Seven months. And a half. That’s how long I have managed to keep this place neat and tidy. At least that’s how long I tried not moving on to a new country before I was finished sharing the stories/pictures/sounds from the previous one.
But from now on, the hell with chronology! I don’t have little boxes inside me for each country, with a lid that I carefully close once I have left. Just as languages and cultures, one’s life is just a big continuum. Obviously, time is. But space is too. Countries are rarely closed entities. Yes, there are borders. They are all very artificial. Turkey doesn’t cease to exist once you’ve entered Georgia or Iran. It’s still there, everywhere, for a few hundreds kilometres and maybe more. It’s in people living near the border and who can speak Turkish, it’s in the language of the Azerbaijan region of Iran, in the devil’s eyes still scattered everywhere – though less numerous – , it’s in people’s travel stories or it’s where they wish to study. And even if Turkey seemingly disappears into space-time once you’ve entered Armenia, the very fact that it is taboo over there makes its presence all the more tangible, a big dark and thick shadow leaning over every conversation. Conspicuous in its absence, as one might say.
So, it’s all a big continuum to me. Everything is. Even memories are not set in stone. Time passing by alters the precision of remembrance. Unfortunately so, perhaps. Or fortunately so, for the bad ones, our swiftness to forgetfulness allowing us to move on. Nothing is definite. Each new experience may cast a new light on a previous one, each new smile is fuller with the warmth of thousands received and given before.
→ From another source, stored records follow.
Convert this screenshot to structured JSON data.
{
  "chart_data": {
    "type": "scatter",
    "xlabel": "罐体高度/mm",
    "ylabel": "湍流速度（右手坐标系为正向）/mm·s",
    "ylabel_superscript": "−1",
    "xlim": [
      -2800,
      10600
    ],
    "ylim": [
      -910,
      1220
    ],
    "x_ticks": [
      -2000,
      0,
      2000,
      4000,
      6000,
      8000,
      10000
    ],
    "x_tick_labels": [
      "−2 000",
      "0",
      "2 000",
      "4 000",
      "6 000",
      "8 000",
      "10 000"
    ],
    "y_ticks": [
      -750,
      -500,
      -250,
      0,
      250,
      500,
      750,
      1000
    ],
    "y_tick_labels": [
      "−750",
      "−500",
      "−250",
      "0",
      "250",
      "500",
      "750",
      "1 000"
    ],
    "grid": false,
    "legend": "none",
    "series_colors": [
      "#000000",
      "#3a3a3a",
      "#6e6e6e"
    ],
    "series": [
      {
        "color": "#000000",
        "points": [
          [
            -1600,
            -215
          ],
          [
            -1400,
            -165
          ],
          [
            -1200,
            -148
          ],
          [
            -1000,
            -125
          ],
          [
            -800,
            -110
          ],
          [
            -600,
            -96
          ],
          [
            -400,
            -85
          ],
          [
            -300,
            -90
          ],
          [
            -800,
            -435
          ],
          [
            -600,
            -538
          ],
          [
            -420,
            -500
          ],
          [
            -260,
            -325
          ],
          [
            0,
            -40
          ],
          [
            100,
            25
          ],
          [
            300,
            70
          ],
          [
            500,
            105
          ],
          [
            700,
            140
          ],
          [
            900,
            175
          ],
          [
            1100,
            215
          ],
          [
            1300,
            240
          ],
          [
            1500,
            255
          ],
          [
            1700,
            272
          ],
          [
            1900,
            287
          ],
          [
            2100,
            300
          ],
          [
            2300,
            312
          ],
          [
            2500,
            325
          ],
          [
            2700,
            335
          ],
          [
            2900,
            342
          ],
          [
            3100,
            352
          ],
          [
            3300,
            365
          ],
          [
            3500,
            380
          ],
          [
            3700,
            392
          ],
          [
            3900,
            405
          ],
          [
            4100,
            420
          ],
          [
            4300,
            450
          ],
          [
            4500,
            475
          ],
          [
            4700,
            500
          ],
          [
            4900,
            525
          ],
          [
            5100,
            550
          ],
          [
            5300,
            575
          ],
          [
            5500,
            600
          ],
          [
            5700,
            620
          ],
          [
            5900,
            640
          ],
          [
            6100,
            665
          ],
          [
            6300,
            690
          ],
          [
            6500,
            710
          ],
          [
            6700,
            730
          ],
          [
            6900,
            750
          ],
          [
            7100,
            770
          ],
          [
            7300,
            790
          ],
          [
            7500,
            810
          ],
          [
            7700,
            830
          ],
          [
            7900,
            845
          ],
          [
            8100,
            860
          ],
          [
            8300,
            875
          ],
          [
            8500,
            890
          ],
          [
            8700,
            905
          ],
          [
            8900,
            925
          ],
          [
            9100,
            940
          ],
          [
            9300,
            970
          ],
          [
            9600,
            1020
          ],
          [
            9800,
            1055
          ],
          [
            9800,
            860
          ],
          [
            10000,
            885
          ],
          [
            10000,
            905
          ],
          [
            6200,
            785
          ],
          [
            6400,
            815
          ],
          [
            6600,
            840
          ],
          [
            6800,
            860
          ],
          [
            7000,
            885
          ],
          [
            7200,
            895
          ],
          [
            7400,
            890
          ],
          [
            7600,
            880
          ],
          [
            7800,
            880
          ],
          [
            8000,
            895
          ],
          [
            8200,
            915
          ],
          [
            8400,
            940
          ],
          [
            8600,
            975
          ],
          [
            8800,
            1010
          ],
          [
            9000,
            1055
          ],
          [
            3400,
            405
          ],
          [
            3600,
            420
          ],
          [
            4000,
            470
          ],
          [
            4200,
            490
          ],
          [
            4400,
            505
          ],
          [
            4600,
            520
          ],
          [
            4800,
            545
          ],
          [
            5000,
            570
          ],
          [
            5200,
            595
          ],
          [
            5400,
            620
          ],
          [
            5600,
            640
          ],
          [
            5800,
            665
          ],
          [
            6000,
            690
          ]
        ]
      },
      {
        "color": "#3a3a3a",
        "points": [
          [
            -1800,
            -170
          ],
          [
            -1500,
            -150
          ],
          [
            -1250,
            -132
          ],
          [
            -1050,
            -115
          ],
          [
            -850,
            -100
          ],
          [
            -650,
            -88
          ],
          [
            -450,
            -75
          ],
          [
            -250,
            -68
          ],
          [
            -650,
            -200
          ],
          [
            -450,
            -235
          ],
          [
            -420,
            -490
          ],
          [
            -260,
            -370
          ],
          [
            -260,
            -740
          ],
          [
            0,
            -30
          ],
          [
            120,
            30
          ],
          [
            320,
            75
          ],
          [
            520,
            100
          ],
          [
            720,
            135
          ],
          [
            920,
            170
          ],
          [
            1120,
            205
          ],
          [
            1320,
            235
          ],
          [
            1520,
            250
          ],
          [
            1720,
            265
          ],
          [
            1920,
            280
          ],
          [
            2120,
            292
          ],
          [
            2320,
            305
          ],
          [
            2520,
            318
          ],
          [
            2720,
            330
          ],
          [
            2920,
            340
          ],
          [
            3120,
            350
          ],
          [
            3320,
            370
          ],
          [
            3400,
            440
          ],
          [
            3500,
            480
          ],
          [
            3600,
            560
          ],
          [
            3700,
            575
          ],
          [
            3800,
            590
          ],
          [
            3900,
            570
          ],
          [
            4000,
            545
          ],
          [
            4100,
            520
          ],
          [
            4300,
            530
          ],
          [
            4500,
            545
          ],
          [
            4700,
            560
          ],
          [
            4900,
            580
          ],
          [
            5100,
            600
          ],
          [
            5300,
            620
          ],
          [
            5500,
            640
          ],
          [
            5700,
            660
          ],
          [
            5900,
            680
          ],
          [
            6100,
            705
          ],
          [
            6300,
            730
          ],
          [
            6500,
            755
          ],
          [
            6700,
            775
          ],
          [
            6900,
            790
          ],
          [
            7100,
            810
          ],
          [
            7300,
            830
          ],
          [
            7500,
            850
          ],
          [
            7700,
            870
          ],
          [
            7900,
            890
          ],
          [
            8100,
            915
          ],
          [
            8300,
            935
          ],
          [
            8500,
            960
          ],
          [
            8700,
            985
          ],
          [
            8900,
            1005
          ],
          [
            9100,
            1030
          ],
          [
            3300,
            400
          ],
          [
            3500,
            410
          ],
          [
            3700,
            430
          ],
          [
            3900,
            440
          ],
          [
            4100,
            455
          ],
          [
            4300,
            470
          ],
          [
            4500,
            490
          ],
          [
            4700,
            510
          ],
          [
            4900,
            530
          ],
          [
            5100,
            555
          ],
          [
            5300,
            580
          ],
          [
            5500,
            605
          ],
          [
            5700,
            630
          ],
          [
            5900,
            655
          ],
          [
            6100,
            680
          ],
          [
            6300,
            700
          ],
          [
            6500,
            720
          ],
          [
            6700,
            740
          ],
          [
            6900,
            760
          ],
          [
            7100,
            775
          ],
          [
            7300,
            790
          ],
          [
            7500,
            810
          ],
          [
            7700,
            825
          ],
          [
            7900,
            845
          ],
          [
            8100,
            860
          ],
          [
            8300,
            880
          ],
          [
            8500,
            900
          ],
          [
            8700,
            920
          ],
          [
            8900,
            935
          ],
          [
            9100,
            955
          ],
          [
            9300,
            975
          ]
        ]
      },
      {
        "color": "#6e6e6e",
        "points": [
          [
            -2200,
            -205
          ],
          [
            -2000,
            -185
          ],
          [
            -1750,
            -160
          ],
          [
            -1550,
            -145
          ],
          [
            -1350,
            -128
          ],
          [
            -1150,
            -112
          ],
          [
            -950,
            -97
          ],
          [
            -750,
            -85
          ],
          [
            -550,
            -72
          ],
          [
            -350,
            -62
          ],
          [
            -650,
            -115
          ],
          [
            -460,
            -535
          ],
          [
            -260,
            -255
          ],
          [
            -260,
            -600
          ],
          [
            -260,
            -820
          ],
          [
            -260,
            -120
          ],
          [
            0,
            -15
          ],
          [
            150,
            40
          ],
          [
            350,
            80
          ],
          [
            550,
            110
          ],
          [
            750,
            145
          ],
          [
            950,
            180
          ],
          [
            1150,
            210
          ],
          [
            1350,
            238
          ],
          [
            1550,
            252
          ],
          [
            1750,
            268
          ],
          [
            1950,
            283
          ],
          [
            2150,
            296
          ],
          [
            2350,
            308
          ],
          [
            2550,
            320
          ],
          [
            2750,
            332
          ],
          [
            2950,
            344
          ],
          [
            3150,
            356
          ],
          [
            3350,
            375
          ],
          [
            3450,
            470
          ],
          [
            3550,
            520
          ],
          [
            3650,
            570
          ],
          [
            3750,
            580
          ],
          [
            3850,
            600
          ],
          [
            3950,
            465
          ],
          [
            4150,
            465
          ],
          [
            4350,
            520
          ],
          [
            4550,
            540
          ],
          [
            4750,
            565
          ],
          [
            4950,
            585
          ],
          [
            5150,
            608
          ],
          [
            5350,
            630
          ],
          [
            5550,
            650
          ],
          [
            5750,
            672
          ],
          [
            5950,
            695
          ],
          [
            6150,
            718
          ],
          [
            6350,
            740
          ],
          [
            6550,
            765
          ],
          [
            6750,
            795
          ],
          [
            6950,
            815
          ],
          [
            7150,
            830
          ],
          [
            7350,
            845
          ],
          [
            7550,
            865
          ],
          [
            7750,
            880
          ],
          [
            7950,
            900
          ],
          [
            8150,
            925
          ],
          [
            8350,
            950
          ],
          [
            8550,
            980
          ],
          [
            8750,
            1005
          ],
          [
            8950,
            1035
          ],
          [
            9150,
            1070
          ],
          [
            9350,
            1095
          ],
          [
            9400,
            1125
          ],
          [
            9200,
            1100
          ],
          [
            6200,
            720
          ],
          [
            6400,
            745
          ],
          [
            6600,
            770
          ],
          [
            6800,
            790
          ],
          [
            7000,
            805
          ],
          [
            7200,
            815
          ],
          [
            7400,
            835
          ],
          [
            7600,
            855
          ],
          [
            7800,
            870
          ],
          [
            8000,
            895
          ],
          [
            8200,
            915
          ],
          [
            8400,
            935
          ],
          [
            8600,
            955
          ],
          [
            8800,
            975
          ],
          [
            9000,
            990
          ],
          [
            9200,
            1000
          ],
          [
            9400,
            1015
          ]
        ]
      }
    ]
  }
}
So, I am this huge continuum of feelings, emotions and everything I have experienced so far, I am made of every single encounter I made, every single happiness, shiver or tear. I am a big melting-pot, constantly brewing.
Or maybe am I just plain messy, inside and outside?
I must admit, when I left Vienna with my backpack, I was very naive. I thought that because I had less stuff I would magically become more tidy. Well guess what? It didn’t happen! I am as messy as ever. It’s just a compacter, denser mess, that all fits into my backpack. Apart from the mess of clothes, maps, instruments and little things I collect everywhere – just as before, I always have at least two or three notebooks and a number of pens scattered around in my bags and pockets – just as before. And I keep mislaying things all the time – just as before. I also simply loose stuff, sometimes, even though I try not to and it doesn’t happen very often. So, it hasn’t changed that much. I arrange my little mess around me everywhere I go, be it for one night or ten, at someone’s or in a tent.
That is for sure one important thing that I have learned so far: change is within you, and nowhere else. It doesn’t happen unless you want it, at least unless you’re ready for it, and it doesn’t matter where you are. But honestly, I don’t care about being messy. Life is messy, too! So I am not trying to change. I have more important things to work on first (I guess I always will have). I only feel bad, sometimes, when invited to a house that’s very neat and tidy and we arrive like a bull in a china shop, my mess and I. Because am a big clumsy bull: I know it. So in those cases, I try to contain my mess a bit more for a few days, and that’s it.
All of this to tell you that this blog is about to become messy – if it isn’t already. Maybe it started a while ago, with the writing in French and English thing. Maybe with the three categories at the beginning, it an attempt to get organised. But it will get worse. From now on, I will not try to follow the chronology of my adventures anymore, for the bunch of aforementioned reasons. I will publish what I feel like sharing and that’s it. Some of you are going to be happy. I might, more often than until now, end up writing about the country I actually am in (but don’t be too optimistic – I need time to process things before I can share them here). I will keep completing the SilkyWay as fast as I can, but here again, à-la-messy: I won’t be publishing it parallel to the French version any more, as I tried to until now. I am ahead with the French writing, so the French speakers out there are gonna get the story faster. Yes, it’s unfair. But life isn’t fair .
See you soon!
Note: thank you Will-the-cyclist-on-a-break for reviewing the English version!